In light of all the above, might the WBC organizers consider moving their competition to the postseason — like maybe November? Granted, with all the baseball being played in various countries where seasons extend and cover most of the calendar year, and an expanded WBC field to include qualifying rounds, placing the World Baseball Classic is no easy task.
Hopefully, the 2013 version will be a successful one and, for Japanese fans, the Samurai team will once again be one of the finalists when the games reach California. Admittedly, though, the absence of the Japanese major leaguers will necessarily take something away from the enthusiasm.
Diamond Dust: Former Hanshin Tigers great Randy Bass was supposed to have played in the Nov. 18 Hanshin-vs.-Yomiuri Giants old-timers game at Koshien Stadium but was unable to make the trip to Japan because of a detached retina in his left eye.
The Tigers team website posted Bass’ apology letter with a complete explanation of why he could not come.

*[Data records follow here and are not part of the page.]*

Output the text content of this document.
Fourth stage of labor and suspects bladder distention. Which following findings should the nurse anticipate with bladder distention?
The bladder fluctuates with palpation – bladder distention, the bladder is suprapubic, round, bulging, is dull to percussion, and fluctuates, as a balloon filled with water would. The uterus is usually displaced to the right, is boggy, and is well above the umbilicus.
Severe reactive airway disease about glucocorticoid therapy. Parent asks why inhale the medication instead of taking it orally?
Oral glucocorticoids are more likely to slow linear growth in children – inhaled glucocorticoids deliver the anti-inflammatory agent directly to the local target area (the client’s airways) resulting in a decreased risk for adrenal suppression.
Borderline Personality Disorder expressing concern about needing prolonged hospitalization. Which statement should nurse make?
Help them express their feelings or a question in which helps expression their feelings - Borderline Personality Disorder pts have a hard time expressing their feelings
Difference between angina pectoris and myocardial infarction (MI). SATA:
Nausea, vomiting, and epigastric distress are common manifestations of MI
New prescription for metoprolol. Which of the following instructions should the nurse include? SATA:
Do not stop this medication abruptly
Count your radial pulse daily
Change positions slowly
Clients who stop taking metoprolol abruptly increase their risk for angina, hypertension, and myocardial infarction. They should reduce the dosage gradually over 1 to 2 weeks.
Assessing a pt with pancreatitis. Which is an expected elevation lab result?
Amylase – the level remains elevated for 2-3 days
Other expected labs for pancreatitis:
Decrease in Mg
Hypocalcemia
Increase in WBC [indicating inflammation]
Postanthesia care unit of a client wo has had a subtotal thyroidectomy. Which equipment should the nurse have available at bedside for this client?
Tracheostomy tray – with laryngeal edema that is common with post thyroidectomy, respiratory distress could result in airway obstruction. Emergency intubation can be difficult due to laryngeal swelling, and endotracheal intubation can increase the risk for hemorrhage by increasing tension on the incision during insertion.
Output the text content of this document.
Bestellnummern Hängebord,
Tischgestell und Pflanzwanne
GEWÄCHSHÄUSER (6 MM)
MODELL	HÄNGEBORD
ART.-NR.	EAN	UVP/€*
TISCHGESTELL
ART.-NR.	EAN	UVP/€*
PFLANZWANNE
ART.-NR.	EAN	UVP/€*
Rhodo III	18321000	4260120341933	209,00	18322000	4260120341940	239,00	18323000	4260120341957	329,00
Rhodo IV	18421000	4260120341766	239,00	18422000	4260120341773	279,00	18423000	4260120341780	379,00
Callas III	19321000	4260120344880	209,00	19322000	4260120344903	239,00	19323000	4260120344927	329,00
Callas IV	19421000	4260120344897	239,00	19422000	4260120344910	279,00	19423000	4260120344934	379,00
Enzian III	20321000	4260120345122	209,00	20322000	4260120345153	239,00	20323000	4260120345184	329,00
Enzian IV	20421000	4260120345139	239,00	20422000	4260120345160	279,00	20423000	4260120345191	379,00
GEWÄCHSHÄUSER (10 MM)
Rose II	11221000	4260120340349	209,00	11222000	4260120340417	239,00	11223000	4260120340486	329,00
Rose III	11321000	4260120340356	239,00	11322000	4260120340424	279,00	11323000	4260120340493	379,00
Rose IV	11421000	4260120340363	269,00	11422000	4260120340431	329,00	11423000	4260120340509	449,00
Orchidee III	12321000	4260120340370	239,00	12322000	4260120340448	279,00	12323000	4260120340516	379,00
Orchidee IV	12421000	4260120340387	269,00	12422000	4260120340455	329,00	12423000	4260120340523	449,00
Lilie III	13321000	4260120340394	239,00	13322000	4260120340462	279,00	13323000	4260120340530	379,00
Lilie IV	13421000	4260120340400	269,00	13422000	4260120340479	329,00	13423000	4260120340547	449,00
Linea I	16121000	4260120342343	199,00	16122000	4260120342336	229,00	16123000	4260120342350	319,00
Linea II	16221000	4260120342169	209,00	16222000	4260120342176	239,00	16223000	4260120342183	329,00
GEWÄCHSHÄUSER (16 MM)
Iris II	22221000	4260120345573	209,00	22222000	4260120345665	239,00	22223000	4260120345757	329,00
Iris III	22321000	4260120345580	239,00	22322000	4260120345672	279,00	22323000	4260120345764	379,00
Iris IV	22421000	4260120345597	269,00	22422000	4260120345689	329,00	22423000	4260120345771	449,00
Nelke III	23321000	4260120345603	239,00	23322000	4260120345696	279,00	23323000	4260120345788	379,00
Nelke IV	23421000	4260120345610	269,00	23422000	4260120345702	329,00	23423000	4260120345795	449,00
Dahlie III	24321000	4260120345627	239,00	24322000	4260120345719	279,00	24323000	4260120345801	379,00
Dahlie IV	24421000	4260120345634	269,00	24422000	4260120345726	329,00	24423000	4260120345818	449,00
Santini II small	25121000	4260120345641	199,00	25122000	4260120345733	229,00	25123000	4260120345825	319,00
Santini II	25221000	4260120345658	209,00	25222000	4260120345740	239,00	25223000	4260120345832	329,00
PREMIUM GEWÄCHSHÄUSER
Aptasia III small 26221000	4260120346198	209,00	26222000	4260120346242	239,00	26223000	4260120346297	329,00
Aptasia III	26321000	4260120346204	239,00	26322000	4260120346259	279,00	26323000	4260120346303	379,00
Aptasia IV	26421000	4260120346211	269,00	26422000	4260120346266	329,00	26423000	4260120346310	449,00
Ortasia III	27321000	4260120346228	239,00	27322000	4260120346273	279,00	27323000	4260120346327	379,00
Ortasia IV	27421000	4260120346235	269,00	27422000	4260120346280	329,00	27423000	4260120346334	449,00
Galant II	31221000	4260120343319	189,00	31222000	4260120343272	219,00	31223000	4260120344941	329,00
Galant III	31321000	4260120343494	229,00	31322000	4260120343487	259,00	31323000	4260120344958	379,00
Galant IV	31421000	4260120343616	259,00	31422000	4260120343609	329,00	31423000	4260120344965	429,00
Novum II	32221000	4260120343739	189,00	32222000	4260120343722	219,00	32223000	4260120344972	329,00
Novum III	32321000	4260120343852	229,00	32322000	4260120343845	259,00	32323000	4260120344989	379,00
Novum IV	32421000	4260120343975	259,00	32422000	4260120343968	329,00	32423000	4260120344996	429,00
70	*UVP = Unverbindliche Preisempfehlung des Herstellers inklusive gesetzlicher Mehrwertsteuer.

Bass said his doctor used a laser during emergency surgery and inserted gas into the eye to secure the retina. He was then prohibited from flying because the gas bubble could burst, resulting in permanent damage to his vision.
His non-appearance is most unfortunate because, for years since he left the Tigers in 1988 following two Triple Crown seasons (1985-86) and a Japan Series victory (1985), relations were not good between the team and their former slugger. Bass had gone to the U.S. to care for his son, Zachary, ill at the time with a brain tumor, and did not return to Japan quickly as the team had wanted.
Obviously, the relationship has been patched up, since Bass was invited by the club to participate in the OB contest, and his letter expressed sincere regret to the Tigers and their fans, calling them “the best in the world.” Hopefully Bass, who makes it to Japan each year to play in the annual Suntory Malts game, will get another chance to wear the Hanshin uniform again sometime soon.